Headquartered in Charlotte, NC, Chanticleer Holdings (BURG), owns, operates and franchises fast casual and full-service restaurant brands, including American Burger Company, BGR – Burgers Grilled Right, Little Big Burger, Just Fresh and Hooters.
This press release contains forward-looking statements within the meaning of The Private Securities Litigation Reform Act of 1995. These statements include projections, predictions, expectations or statements as to beliefs or future events or results or refer to other matters that are not historical facts. Forward-looking statements are subject to known and unknown risks, uncertainties and other factors that could cause the actual results to differ materially from those contemplated by these statements. The forward-looking statements contained in this press release are based on various factors and were derived using numerous assumptions.

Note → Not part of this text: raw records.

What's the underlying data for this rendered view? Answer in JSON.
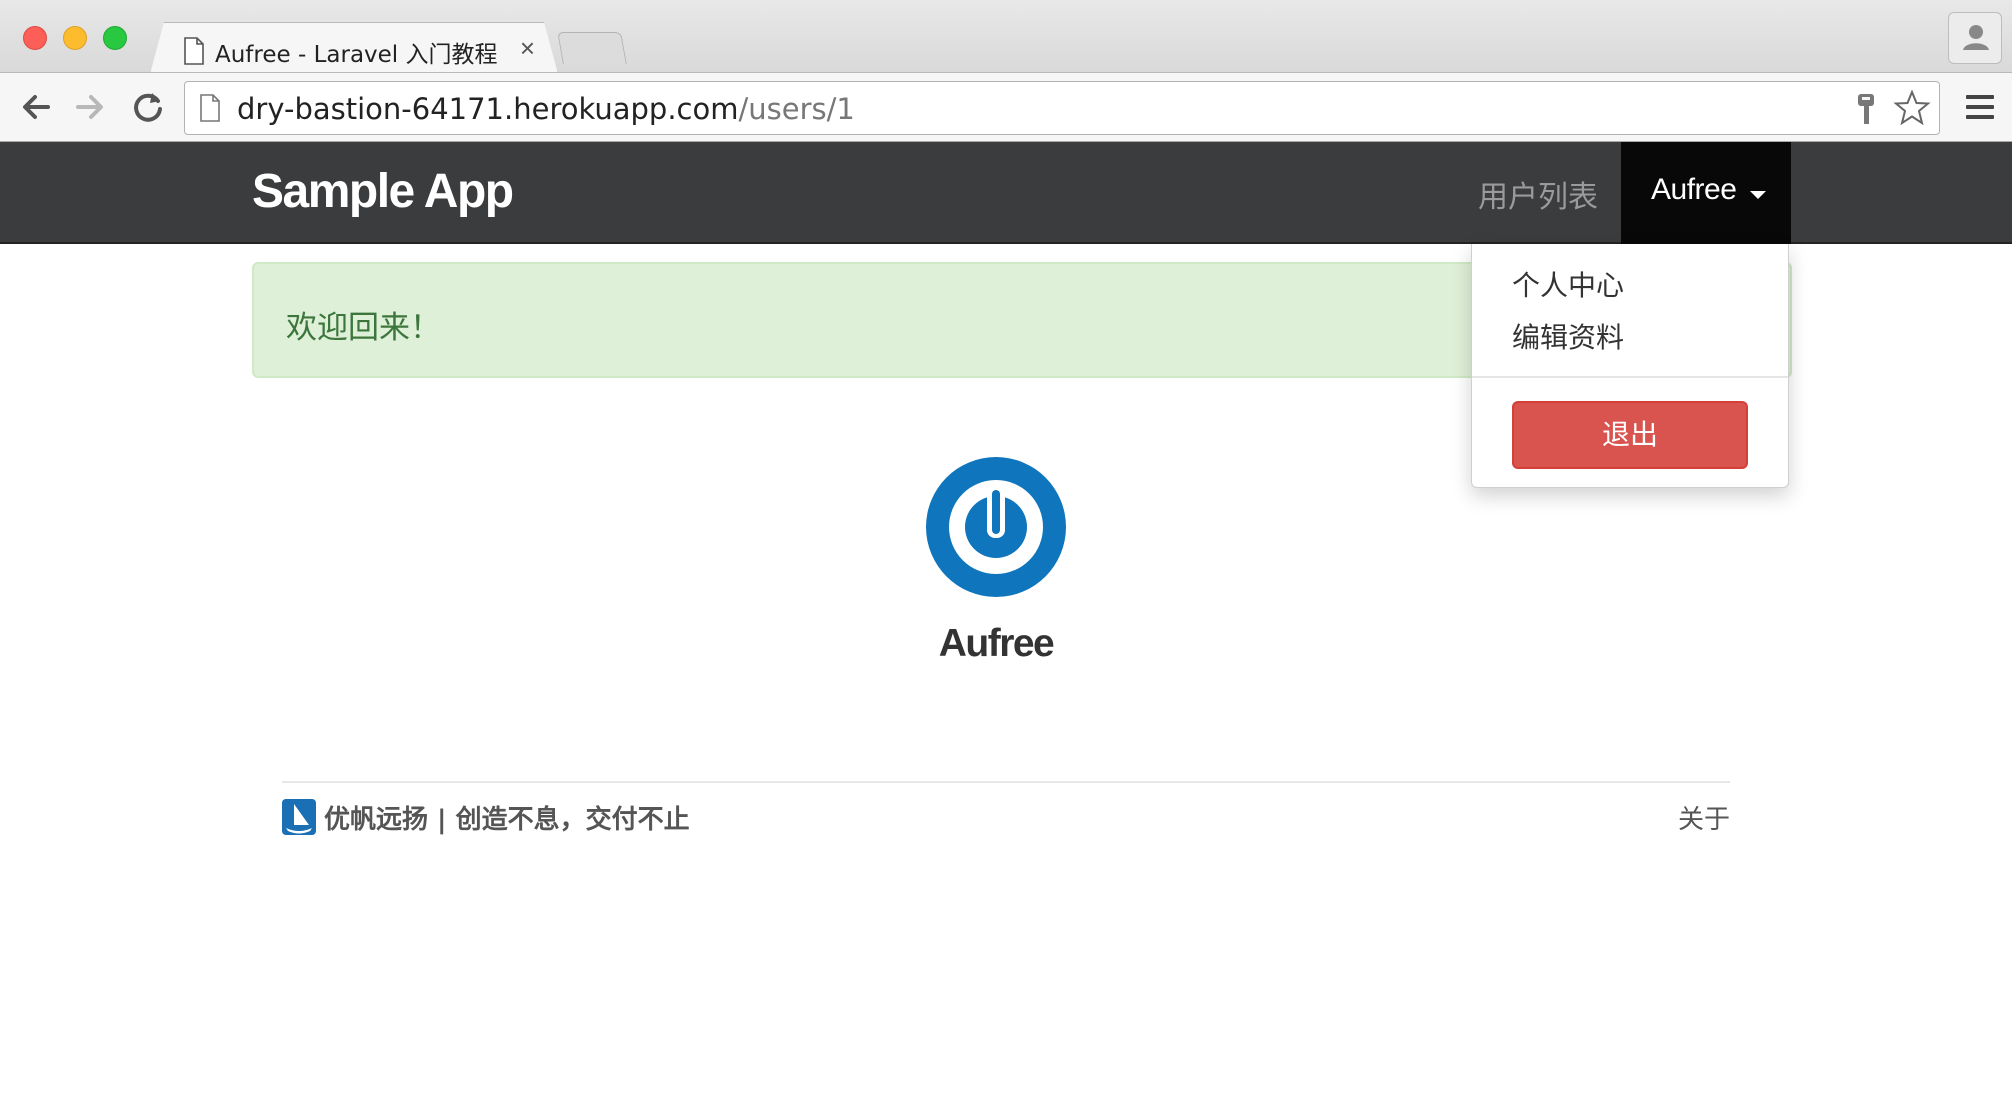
{
  "browser": {
    "tab_title": "Aufree - Laravel 入门教程",
    "tab_close": "×",
    "url_host": "dry-bastion-64171.herokuapp.com",
    "url_path": "/users/1"
  },
  "navbar": {
    "brand": "Sample App",
    "users_link": "用户列表",
    "user_menu_label": "Aufree"
  },
  "dropdown": {
    "items": [
      "个人中心",
      "编辑资料"
    ],
    "logout_label": "退出"
  },
  "alert": {
    "message": "欢迎回来！",
    "color": "#3c763d",
    "background": "#dff0d8"
  },
  "profile": {
    "name": "Aufree",
    "avatar_icon": "power-icon"
  },
  "footer": {
    "tagline": "优帆远扬 | 创造不息，交付不止",
    "about": "关于"
  },
  "colors": {
    "navbar": "#3b3c3e",
    "logout_button": "#d9534f",
    "avatar_blue": "#0f75bc"
  }
}
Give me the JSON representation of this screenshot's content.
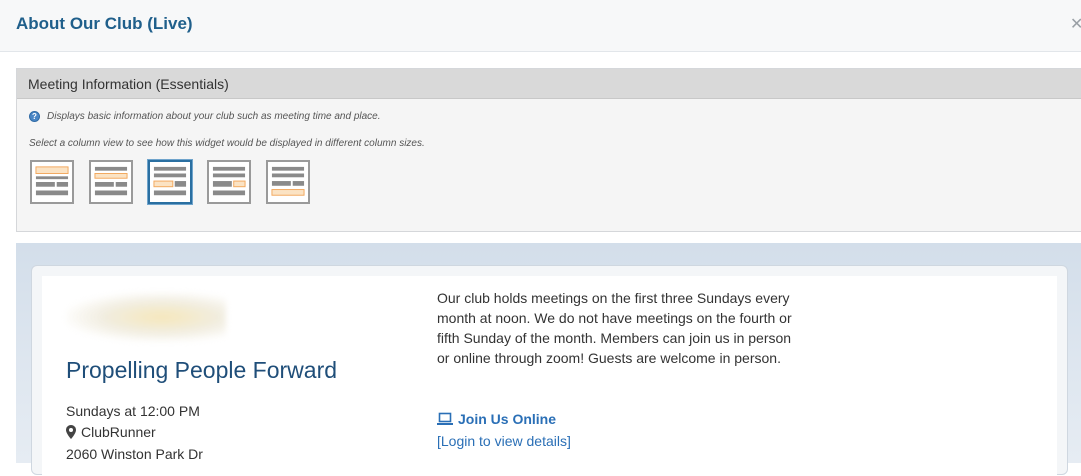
{
  "window": {
    "title": "About Our Club (Live)",
    "close_icon": "close-icon"
  },
  "widget": {
    "header": "Meeting Information (Essentials)",
    "info_text": "Displays basic information about your club such as meeting time and place.",
    "info_icon": "question-icon",
    "select_text": "Select a column view to see how this widget would be displayed in different column sizes.",
    "layouts": [
      {
        "name": "full-width",
        "selected": false
      },
      {
        "name": "two-thirds-left",
        "selected": false
      },
      {
        "name": "two-column-center",
        "selected": true
      },
      {
        "name": "two-thirds-right",
        "selected": false
      },
      {
        "name": "bottom-highlight",
        "selected": false
      }
    ]
  },
  "preview": {
    "club_title": "Propelling People Forward",
    "meeting_time": "Sundays at 12:00 PM",
    "venue": "ClubRunner",
    "venue_icon": "map-pin-icon",
    "address": "2060 Winston Park Dr",
    "description": "Our club holds meetings on the first three Sundays every month at noon. We do not have meetings on the fourth or fifth Sunday of the month. Members can join us in person or online through zoom! Guests are welcome in person.",
    "join_label": "Join Us Online",
    "join_icon": "laptop-icon",
    "login_label": "[Login to view details]"
  },
  "colors": {
    "title_blue": "#1f5f8b",
    "link_blue": "#2a6fb6",
    "highlight_orange": "#f7c48a",
    "selected_border": "#2a6fa1"
  }
}
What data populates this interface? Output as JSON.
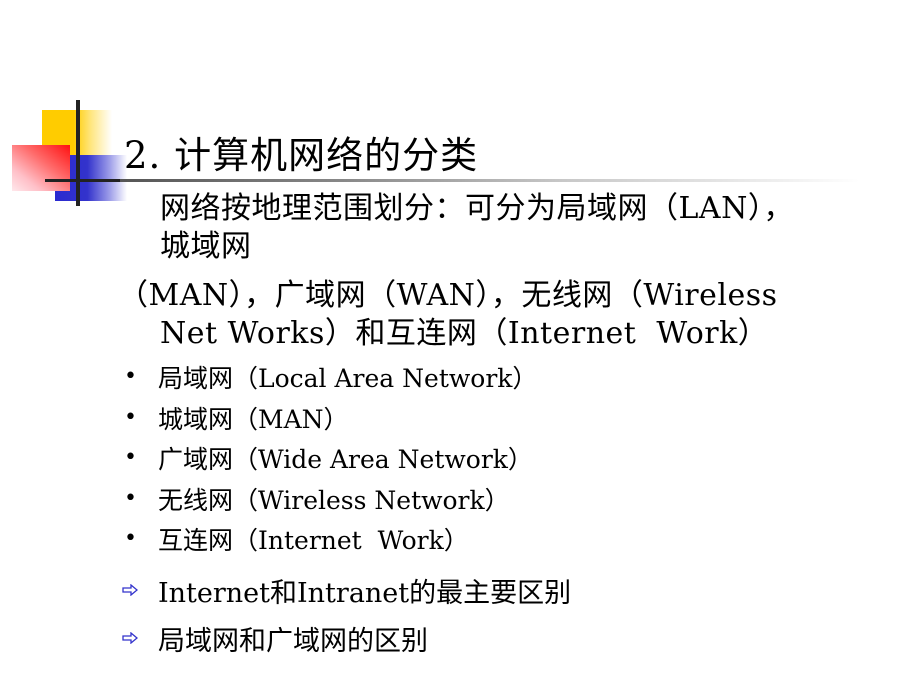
{
  "slide": {
    "title": "2. 计算机网络的分类",
    "paragraph_lines": [
      "网络按地理范围划分：可分为局域网（LAN），",
      "城域网",
      "（MAN），广域网（WAN），无线网（Wireless",
      "Net Works）和互连网（Internet  Work）"
    ],
    "bullets": [
      {
        "icon": "bullet-dot",
        "glyph": "•",
        "text": "局域网（Local Area Network）"
      },
      {
        "icon": "bullet-dot",
        "glyph": "•",
        "text": "城域网（MAN）"
      },
      {
        "icon": "bullet-dot",
        "glyph": "•",
        "text": "广域网（Wide Area Network）"
      },
      {
        "icon": "bullet-dot",
        "glyph": "•",
        "text": "无线网（Wireless Network）"
      },
      {
        "icon": "bullet-dot",
        "glyph": "•",
        "text": "互连网（Internet  Work）"
      }
    ],
    "arrow_items": [
      {
        "icon": "outline-right-arrow",
        "text": "Internet和Intranet的最主要区别"
      },
      {
        "icon": "outline-right-arrow",
        "text": "局域网和广域网的区别"
      }
    ],
    "colors": {
      "logo_yellow": "#ffcc00",
      "logo_red": "#ff1010",
      "logo_blue": "#2a2ad0",
      "arrow_blue": "#3333cc",
      "text": "#000000"
    }
  }
}
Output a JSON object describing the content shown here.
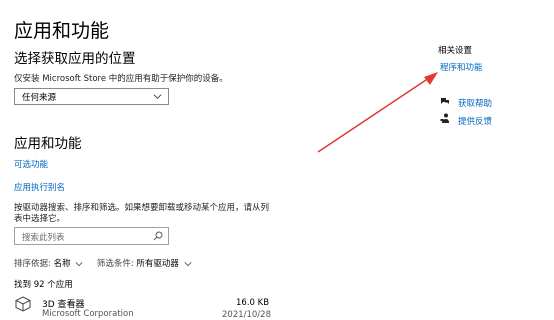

In some cases, you can identify these forward-looking statements by the words “anticipate”, “estimate”, “plan”, “project”, “continuing”, “ongoing”, “target”, “aim”, “expect”, “believe”, “intend”, “may”, “will”, “should”, “could”, or the negative of those words and other comparable words.
Our operations involve risks and uncertainties, many of which are outside our control, and any one of which, or a combination of which, could materially affect our results of operations and whether the forward-looking statements ultimately prove to be correct. Forward-looking statements in this press release include, without limitation, statements reflecting management’s expectations for future financial performance and operating expenditures, expected growth, profitability and business outlook, increased sales and marketing expenses, and the expected results from the integration of our acquisitions.